I could pick out of a hat any one of the thirteen tracks (13?? Van Halen NEVER produced that many tracks for a full-length before!!) where it’d be appropriate to declare “Eddie wails!!” With all the negative press Eddie’s been more reliable for with failed stints in rehab, it’s heartening to hear the greatest guitarist of the last quarter century playing with such abandon while remaining technically sound (same can be said for his brother Alex, though he’s not been known for making headlines in general). Honestly, no matter what you think you know about Van Halen, “A Different Kind of Truth” is unquestionably the most unrelenting album they’ve ever produced, in any incarnation. There is literally no letup, no ballads, no poignant, pop-tinged moments where things are “taken down a notch.” From beginning to end, the stereo’s meant to be turned up full blast. And the band’s also gotten back to more economically paced running times on their songs.
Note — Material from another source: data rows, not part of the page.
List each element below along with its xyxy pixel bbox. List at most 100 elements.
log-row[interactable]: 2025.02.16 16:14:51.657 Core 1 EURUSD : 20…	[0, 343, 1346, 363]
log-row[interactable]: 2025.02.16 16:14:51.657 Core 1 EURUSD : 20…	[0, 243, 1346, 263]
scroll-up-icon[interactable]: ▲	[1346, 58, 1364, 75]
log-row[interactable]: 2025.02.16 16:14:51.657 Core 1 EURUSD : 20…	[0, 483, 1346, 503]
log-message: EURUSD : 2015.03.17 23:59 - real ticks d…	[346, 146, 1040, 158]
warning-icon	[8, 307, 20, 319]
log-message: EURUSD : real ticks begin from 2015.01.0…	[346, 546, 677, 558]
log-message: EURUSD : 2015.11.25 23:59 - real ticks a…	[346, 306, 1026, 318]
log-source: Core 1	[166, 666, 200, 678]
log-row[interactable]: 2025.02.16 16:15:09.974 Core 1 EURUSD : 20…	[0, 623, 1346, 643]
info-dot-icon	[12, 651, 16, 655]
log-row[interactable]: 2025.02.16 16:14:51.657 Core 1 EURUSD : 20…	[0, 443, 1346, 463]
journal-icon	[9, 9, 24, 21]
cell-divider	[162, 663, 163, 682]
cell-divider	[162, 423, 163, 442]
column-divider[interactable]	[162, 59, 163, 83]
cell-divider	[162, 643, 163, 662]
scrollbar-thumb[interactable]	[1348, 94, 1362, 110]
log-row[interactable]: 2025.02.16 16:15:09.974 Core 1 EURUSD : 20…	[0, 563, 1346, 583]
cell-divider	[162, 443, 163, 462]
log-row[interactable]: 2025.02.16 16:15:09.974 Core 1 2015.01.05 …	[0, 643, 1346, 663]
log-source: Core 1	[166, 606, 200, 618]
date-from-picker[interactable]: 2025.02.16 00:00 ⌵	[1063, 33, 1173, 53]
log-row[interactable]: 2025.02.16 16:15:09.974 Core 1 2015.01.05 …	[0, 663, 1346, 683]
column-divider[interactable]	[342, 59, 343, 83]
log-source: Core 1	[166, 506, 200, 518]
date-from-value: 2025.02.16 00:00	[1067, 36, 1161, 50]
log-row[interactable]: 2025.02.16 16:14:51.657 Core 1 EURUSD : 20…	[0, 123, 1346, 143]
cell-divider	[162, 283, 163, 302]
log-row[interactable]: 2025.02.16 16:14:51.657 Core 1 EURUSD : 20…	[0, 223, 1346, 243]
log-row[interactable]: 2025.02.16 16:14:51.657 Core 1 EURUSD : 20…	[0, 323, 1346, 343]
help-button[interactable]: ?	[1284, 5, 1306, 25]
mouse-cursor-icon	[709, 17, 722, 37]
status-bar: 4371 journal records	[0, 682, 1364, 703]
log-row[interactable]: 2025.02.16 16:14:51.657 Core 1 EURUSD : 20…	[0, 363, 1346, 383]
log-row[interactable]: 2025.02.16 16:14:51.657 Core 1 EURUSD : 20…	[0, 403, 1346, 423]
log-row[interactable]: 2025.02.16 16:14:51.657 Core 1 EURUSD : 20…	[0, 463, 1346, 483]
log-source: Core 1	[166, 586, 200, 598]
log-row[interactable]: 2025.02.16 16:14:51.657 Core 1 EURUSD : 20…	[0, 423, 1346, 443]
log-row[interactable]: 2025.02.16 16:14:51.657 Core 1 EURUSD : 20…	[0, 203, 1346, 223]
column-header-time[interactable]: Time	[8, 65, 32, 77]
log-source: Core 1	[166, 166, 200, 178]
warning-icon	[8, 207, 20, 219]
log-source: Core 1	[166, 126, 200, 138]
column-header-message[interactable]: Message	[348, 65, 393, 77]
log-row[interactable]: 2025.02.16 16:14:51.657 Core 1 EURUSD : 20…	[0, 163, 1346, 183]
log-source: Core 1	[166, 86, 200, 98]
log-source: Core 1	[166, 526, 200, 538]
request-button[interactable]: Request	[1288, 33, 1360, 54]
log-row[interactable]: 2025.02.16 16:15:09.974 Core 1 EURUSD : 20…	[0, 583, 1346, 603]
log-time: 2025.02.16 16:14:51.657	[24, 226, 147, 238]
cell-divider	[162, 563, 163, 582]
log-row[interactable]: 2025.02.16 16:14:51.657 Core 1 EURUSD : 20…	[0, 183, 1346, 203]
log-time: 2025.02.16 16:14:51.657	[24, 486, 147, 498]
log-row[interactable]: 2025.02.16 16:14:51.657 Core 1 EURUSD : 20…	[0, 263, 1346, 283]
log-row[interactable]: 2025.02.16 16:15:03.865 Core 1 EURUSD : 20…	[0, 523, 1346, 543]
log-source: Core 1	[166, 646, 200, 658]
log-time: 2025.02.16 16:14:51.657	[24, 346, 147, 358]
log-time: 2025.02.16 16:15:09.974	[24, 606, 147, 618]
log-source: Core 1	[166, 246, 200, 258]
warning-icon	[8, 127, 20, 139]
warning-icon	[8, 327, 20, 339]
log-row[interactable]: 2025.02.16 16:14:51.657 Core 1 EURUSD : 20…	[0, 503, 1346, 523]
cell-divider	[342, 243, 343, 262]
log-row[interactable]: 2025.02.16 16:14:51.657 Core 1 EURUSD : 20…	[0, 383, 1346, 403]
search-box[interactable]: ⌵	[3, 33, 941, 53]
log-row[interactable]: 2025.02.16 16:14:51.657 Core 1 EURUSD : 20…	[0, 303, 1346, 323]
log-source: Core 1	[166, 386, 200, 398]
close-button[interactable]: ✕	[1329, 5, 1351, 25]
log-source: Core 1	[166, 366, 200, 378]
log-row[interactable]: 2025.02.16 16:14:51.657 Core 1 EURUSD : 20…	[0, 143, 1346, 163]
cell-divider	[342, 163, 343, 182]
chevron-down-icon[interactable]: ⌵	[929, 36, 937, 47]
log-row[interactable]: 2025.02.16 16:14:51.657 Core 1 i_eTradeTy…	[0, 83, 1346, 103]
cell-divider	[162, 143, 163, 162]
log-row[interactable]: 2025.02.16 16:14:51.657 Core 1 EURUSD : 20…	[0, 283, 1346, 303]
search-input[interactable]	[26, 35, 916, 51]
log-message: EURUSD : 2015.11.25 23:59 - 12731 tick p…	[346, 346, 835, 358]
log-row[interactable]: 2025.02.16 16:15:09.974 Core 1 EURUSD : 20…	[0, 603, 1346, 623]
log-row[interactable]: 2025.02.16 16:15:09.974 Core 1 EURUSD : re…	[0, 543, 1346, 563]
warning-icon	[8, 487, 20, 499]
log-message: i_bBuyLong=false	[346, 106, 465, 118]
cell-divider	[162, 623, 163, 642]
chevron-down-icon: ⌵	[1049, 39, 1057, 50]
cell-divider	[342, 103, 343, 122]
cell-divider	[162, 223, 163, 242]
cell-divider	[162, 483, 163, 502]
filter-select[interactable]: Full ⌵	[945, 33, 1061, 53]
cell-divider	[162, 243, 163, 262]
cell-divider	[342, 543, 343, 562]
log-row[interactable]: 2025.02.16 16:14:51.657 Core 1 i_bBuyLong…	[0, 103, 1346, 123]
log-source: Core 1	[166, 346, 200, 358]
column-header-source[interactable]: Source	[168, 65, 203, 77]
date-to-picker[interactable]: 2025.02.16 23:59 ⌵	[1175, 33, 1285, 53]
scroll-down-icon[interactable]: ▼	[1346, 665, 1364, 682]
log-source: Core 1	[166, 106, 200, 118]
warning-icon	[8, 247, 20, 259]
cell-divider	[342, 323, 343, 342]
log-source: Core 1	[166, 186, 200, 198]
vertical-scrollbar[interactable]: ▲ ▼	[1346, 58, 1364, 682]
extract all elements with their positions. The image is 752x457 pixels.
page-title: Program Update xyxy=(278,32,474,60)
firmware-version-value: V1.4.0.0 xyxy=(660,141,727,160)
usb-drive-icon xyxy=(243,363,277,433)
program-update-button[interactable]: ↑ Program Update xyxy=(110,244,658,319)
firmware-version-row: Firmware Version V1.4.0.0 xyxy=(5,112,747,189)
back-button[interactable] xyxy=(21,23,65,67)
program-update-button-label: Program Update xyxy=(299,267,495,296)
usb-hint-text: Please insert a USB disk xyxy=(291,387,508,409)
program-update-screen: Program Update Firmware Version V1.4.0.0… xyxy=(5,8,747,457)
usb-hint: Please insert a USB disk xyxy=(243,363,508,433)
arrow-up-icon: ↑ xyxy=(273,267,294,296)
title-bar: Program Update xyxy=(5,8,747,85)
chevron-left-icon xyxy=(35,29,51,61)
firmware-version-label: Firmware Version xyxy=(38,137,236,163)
Five- to seven-minute songs have made way for four minutes and under, and it suits the material. I’ll let other fans with a more encyclopedic knowledge of the back story of each track dissect them and expand on the differences between old and new (go to Van Halen News Desk, really, for the best take -- http://www.vhnd.com/2012/02/07/van-halen-a-different-kind-of-truth-the-vhnd-review/). It’s a pretty damn good start to the new year, and if Van Halen’s not being mentioned positively and often in the general media’s “Best of 2012” recaps, it might mean that it’s 1985 all over again. That’s when Diamond Dave and his Van Halen colleagues first parted ways. Let’s hope the guys “stay frosty.”